Ter de levar a vida toda pensando nas mulheres e recusar uma, do meu tipo, se é
só por falta de coragem para enfrentá-la. Onde foi que o senhor leu que padre
andar com mulher é pecado. Onde? E depois ninguém irá saber seu tolo.
Coloque-me como sua arrumadeira e deixe o resto por minha conta. Dormir
sozinho, viver na solidão, quando pode ter nos braços e na cama, uma negra
infernal como sou. Uma negra apaixonada é a melhor coisa que Deus inventou.

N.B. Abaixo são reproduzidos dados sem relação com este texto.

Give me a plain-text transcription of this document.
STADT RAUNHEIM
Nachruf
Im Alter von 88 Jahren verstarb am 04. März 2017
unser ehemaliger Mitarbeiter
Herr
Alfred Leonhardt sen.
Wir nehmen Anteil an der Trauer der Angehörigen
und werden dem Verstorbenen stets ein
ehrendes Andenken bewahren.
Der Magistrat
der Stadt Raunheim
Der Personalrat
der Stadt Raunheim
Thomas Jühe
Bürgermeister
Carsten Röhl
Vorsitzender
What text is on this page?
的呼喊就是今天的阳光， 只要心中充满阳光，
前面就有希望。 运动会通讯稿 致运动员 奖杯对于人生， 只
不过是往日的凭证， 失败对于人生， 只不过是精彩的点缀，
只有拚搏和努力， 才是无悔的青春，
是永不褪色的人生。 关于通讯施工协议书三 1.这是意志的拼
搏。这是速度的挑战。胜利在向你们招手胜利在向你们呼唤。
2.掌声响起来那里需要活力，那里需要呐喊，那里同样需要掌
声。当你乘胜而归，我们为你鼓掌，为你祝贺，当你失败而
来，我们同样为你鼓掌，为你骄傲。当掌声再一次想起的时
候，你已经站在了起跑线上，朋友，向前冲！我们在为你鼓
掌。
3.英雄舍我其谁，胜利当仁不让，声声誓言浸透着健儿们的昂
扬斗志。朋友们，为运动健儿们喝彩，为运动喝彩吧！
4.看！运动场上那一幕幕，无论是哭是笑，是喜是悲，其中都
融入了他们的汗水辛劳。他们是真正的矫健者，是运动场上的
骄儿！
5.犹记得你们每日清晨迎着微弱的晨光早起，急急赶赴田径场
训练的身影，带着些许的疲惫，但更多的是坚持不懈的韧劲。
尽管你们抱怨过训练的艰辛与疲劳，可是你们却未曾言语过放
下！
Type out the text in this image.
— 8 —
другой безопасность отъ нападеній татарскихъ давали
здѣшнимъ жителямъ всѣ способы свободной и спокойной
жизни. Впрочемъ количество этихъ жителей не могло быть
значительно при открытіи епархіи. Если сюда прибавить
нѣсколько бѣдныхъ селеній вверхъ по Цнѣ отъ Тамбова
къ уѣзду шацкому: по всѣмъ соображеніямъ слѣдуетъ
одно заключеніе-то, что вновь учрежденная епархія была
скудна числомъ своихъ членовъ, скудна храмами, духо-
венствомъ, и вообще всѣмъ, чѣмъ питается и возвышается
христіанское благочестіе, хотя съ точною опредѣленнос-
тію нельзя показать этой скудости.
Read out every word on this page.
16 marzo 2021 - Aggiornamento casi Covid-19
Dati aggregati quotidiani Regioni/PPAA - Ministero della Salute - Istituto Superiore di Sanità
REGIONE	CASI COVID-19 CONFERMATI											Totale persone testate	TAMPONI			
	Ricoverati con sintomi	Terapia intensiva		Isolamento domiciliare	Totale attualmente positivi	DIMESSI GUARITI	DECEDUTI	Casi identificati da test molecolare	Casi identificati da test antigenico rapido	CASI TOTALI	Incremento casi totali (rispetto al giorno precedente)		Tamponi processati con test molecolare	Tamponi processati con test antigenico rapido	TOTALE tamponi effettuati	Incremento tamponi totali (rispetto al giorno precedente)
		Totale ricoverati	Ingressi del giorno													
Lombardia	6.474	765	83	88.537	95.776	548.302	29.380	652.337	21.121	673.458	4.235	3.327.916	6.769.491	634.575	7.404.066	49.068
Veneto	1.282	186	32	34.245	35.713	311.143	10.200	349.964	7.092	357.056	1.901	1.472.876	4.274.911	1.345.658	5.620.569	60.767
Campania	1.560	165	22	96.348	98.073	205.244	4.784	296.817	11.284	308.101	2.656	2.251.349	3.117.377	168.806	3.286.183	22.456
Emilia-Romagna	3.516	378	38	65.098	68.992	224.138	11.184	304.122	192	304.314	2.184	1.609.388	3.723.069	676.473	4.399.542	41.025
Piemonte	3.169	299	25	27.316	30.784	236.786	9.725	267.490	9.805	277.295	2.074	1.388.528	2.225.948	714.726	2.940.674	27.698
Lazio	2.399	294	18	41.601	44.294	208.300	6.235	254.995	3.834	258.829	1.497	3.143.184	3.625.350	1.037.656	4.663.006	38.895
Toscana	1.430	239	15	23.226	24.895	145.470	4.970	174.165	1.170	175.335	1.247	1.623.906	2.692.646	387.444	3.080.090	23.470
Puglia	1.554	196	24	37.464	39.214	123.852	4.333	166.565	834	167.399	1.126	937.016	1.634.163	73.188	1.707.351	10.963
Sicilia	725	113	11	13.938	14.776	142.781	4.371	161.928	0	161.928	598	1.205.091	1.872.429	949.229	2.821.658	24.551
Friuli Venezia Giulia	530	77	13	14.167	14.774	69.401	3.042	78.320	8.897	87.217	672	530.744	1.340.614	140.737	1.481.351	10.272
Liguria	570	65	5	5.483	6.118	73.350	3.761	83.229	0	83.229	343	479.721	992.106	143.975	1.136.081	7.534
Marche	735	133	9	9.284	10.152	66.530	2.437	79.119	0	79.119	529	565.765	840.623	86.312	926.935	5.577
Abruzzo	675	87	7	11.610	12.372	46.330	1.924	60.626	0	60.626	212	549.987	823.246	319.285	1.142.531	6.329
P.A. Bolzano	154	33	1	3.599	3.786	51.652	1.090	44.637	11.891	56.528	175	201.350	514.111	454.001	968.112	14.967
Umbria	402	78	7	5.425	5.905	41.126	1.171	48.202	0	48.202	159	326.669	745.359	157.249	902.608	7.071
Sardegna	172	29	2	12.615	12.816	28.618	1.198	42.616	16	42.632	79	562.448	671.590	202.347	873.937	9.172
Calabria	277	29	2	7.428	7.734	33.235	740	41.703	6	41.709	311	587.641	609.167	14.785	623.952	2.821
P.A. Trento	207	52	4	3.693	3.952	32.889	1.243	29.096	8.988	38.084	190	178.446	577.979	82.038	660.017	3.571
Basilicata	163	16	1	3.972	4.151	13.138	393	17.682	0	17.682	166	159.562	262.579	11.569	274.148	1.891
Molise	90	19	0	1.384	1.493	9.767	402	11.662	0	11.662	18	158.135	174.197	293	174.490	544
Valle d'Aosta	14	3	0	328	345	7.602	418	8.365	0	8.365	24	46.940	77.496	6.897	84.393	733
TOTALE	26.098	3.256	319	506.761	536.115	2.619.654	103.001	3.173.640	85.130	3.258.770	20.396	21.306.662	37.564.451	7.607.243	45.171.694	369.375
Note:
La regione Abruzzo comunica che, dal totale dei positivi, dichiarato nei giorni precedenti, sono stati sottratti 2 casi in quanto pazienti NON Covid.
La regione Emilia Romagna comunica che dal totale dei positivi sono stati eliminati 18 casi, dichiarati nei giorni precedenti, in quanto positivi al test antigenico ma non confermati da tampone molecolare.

Pensa que Português gosta de negra só pela cor? Está muito enganado. Gosta
porque negra vale por cem outras mulheres. Não tem experiência, mas lhe
ensinarei tudo. Sei que já está ai sonhando comigo. E olhe se não gostar da
brincadeira, vou embora no mesmo instante; vai, me leva, para tua casa. Agora,
tem uma coisa, se gostar da folia, não abusará da negra Sebastiana, está feito?
-
Olha endemoniada. Não fiques me tentando mais. Já te disse que sou um padre e
nada disso me tenta e nem faz quebrar o meu juramento. Some-te, pois, de minha
vista. Só te perdôo porque sei que tudo isto é fraqueza da carne. Tem muito
homem por aí sem proibição.
A
negra Sebastiana resolveu, então, mudar de tática. Começou a chorar.
-
Deixa disto minha filha, vai-te com Cristo. Ele te amparará nesses teus maus
pensamentos.
-
Não estou chorando por isto não, seu padre. Choro porque tenho passado fome e
ninguém me ajuda. Preciso é ter comida e onde dormir. Usei daqueles artifícios,
erradamente, pensando que seria o meio mais fácil de conseguir trabalho. Só
assim, juro que poderei deixar a vida miserável que tenho tido. O senhor avalia
o nojo e a vergonha que tenho de ter sempre que vender-me para obter o pão de
cada dia. Não tenho outra coisa senão o
corpo para vender e a troco de migalhas. Sou a criatura mais infeliz deste
mundo. E ninguém ajuda me salvar. O senhor não imagina o que é ser mulher de
todo mundo, sem amor, sem prazer. Tenho que aceitar qualquer sujo e indecente
que aparece. E uns nem me dão um níquel e ainda me ameaçam se insistir. E mais
ainda. Ninguém dar valor a negro. E por isto só me procuram quando não tem uma
branca disponível. Se o senhor me der emprego, todo mundo irá dizer que o Santo
Vigário regenerou a negra Sebastiana, fez uma obra de caridade. Irei às missas
e todos os atos religiosos. “Passarei a ser gente” e não mais “a quenga” Negra
Sebastiana. E aumentou o choro.
-
Podem pensar coisas, Negra Sebastiana. Bem sabes como o povo é maldoso.
-
Ora, o Senhor é um padre irrepreensível, puro quase um Santo. Ninguém não
atreverá a abrir o bico. E se abrir, será que vai dar ouvido a fofocas de
desocupados. Basta que o senhor saiba que vai para o céu e que tem sua
consciência tranquila Pelo o amor de Deus, tire-me do lodo, da miséria em que
estou. Não ira querer que eu continuasse uma negra perdida, cada vez mais
chegando perto do inferno.
E benzeu-se.
-
Bem negra Sebastiana, vou enfrentar as más línguas. Vou te dar o emprego, mas
vê lá, todo respeito será pouco, estás me ouvindo. E fique sabendo que a carne
não me tenta e nem tentará. Não quebrarei meu juramento aos pés do altar.
-
Quer dizer que o senhor vai mesmo salvar a negra Sebastiana. Louvado seja. E
quando poderei me apresentar.
-
Hoje mesmo, se quiser. Mas não digas nada a ninguém.
-
Ora, ninguém mais me verá, isto é, verá, mas não conseguirá nada de mim. Só
isto já será uma prova de que me regenerei. Afinal o que pretendia já consegui.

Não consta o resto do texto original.